NIPS 2018
Sun Dec 2nd through Sat the 8th, 2018 at Palais des Congrès de Montréal
Paper ID:6015
Title:Multi-Agent Reinforcement Learning via Double Averaging Primal-Dual Optimization

Reviewer 1

Summary: This paper studies a policy evaluation problem in distributed cooperative multi-agent learning setting. The authors proposed a double average scheme that converges to the optimal solution at a linear rate. The experiments results show the proposed decentralized algorithm can achieve nearly the same performance as the best centralized baseline (SAGA) and better than that of the other three centralized baselines. Methodology: - As the authors mentioned, theorem 1 doesn’t explicitly specify the step size and convergence rate, which leads to relatively weak results from Theorem 1. I am curious how does different step size affect the convergence.

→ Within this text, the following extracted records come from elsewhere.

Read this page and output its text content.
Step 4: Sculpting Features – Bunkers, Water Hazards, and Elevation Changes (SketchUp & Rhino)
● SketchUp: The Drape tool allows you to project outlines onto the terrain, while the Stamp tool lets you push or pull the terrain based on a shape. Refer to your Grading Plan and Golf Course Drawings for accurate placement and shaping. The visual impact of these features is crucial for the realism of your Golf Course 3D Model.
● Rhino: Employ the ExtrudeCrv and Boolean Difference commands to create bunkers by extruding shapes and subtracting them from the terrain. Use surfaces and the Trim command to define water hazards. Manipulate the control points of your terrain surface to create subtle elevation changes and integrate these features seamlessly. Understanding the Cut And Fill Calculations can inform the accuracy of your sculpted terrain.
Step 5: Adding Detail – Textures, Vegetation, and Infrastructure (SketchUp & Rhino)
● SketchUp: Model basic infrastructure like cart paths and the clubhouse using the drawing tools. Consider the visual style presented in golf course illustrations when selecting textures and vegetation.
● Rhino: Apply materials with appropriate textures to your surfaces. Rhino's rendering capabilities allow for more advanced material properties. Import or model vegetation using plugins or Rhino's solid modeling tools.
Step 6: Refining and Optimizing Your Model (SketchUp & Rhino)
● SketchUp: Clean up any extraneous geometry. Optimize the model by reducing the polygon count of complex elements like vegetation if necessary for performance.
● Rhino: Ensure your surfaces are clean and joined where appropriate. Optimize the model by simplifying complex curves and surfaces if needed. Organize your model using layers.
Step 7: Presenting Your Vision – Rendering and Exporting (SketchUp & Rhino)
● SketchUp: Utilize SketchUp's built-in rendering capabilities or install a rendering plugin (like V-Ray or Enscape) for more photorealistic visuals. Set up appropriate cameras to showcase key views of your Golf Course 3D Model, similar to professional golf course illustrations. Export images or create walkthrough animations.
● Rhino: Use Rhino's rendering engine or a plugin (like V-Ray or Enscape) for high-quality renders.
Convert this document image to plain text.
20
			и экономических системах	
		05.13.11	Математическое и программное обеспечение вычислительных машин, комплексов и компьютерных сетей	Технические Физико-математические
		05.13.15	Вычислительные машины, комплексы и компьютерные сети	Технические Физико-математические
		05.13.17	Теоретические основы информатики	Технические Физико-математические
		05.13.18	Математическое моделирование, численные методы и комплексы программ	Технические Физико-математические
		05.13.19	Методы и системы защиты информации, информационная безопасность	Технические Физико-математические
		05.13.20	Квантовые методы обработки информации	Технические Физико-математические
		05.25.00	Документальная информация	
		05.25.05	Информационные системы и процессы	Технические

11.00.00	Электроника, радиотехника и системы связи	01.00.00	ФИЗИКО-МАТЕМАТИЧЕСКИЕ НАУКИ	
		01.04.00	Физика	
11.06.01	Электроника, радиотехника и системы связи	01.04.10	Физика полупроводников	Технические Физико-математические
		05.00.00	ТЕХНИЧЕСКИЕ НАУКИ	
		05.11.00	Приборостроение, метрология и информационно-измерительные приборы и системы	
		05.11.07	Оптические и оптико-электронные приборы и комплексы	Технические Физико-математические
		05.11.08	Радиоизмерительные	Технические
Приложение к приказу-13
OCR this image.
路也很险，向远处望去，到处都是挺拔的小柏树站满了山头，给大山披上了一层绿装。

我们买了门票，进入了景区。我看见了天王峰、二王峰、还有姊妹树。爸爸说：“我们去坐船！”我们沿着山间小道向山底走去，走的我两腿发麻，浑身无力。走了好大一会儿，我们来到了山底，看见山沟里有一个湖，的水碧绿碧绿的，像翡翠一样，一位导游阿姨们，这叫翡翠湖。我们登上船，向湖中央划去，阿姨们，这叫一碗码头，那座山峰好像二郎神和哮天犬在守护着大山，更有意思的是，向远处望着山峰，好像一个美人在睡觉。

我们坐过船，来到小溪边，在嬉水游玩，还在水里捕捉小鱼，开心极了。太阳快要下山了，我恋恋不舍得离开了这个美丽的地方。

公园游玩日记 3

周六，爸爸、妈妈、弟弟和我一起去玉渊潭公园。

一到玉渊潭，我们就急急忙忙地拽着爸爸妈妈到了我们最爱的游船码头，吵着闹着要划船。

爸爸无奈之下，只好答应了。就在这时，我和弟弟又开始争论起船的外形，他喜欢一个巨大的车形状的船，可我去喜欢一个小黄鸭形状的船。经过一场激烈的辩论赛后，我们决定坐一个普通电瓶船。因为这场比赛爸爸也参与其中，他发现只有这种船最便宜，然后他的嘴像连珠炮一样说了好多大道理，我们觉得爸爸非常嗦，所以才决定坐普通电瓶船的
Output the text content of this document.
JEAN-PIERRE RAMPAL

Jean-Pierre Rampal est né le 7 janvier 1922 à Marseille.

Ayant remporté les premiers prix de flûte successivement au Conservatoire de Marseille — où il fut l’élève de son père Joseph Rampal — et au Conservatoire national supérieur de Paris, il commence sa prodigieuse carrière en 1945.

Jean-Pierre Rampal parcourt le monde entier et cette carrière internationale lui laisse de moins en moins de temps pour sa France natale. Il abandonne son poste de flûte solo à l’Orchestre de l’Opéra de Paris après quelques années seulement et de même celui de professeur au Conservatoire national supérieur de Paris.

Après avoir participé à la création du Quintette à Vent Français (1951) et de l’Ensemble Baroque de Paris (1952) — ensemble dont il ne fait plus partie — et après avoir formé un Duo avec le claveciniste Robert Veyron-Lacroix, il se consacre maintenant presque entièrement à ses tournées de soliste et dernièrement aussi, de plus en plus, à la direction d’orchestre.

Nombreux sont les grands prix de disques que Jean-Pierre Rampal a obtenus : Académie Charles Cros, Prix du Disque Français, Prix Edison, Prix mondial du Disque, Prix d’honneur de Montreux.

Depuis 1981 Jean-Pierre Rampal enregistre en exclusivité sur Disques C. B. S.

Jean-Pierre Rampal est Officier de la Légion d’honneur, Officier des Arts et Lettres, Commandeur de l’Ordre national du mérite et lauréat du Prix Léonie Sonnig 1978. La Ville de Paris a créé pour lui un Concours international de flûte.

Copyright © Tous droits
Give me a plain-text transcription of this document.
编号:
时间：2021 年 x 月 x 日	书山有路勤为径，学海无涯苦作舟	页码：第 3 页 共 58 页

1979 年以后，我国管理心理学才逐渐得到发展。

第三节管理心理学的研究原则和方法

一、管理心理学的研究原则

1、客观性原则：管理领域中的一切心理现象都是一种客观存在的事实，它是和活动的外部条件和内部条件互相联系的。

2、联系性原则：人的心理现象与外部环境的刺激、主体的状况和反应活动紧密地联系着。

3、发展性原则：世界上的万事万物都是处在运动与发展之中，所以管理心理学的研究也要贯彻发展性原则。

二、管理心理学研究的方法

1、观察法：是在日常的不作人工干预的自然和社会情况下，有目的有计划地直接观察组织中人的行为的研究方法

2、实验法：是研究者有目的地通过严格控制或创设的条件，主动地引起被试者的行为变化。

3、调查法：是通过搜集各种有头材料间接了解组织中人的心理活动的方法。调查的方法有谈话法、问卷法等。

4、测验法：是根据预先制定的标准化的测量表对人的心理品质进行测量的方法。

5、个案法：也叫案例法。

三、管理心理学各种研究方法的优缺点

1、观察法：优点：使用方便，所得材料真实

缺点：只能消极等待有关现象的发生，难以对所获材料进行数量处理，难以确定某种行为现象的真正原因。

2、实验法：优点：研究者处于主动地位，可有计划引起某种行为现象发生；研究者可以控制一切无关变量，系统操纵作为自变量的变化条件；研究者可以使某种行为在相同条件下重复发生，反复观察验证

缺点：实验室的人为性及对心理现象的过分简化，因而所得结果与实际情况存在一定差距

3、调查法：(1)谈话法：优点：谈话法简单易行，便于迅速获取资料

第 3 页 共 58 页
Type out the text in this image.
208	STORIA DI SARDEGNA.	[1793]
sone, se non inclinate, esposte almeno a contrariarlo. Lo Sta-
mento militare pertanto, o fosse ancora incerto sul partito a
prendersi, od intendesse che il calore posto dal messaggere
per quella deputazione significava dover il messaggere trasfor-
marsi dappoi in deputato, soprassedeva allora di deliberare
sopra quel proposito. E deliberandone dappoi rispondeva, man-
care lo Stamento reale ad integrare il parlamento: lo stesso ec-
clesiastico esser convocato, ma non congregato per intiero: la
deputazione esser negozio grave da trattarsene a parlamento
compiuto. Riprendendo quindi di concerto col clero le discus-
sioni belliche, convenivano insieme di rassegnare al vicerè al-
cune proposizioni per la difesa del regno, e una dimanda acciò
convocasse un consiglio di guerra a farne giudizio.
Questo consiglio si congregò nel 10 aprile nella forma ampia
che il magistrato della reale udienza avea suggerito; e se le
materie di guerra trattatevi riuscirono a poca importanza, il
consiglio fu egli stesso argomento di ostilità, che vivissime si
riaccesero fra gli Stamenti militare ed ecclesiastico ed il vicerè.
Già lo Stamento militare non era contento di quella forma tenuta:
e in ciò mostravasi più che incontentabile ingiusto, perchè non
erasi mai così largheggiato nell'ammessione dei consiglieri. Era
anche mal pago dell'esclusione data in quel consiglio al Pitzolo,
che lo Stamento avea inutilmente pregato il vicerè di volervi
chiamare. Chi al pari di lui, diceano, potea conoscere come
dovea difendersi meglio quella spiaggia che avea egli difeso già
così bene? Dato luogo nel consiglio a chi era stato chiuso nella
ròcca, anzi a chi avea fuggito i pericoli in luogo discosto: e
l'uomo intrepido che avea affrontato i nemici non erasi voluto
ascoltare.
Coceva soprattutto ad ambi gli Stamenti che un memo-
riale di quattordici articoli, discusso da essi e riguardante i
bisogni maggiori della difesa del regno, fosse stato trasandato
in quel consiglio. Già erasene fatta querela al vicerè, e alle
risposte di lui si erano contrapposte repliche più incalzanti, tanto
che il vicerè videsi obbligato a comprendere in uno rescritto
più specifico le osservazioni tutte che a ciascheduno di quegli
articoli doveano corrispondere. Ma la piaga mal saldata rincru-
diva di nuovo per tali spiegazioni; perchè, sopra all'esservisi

Intuitively we cannot expect the algorithm converge properly if we choose the step size too large/small. - Relation to the centralized algorithms. Is it possible that this algorithm connects to certain centralized algorithms when it is a complete graph? Writing: - This paper is very well-written. - There are typos in Line 135, Line 413. Experiments: The experiments were not sufficiently conducted and discussed. - Could the authors show more than two variants on \rho and compare the performance? What if the \rho becomes larger and how will this affect the performance of the proposed method? - What’s the reason that the proposed algorithm can perform as good as a centralized algorithm when \rho = 0? Could the authors provide some explanations on this? - Will the algorithm perform same as the SAGA even for different \rho when you have a complete graph? I am curious if the connectivity how the performance changes as the connectivity increases.

Reviewer 2

The article extends previous work of primal-dual optimisation for policy evaluation in RL to the distributed policy evaluation setting, maintaining attractive convergence rates for the extended algorithm. Overall, the article gradually builds its contribution and is reasonably easy to follow. A few exception to this are the start of related work, dropping citations in lists, and the lack of an explanation of the repeatedly mentioned 'convex-concave saddle-point problem'. The authors equate averaging over 'agents' with averaging over 'space', which is somewhat of an imprecise metaphorical stretch in my view. The contribution is honestly delineated (collaborative distributed policy evaluation with local rewards), and relevant related work is cited clearly. However, the innovation beyond related work is limited (averaging over agents is added). Empirical results show an improvement over two baselines, but a lag behind SAGA. From my understanding that algorithm has full central information, and is therefore given to indicate a sort of gap between the decentralised solution vs a centralised solver. This is not clear from the text. Finally, the conclusion is called 'discussions' and has several language mistakes, which together with the shallow comments on the empirical performance puts an unsatisfactory end to this otherwise pleasant to read paper. Minor remarks: - 'settings with batch trajectory' -> -ies - Assumption names like 'A1' are easy to miss, and might better be written out in full. Also, next to the first mention of A1 the citation is empty. - J(w, \theta) and J(\theta, w) are inconsistently used around Equation 12. - I could not spot what H1 refers to, when it is used after Equation 13. Maybe A1?

Reviewer 3

This paper proposed a multi-agent reinforcment learning framework by a double averaging scheme where each agent performs averaging over both space (neighbors) and time to incorporate gradient and local reward. The basic idea to achieve this is to reformulate the task in a primal-dual way to a decentralized convex-concave saddle-point problem. Authors also prove that the proposed algorithm achieve fast finite-time convergence. The paper is technically sound but the presentation of the paper need improvement. Some notations are ambitious and over complicated, making the equations difficult to follow. e.g. "s" is used as the state variable in the early sections of the paper but in Eq. 14, "s" is used as the surrogate for the gradient w.r.t. \theta. Are they the same variable? If so, why one can use the state as the surrogates for the gradient w.r.t. \theta. The experiment is weak where a network with only 10 agents are simulated. Can authors include more experiments with a large scale?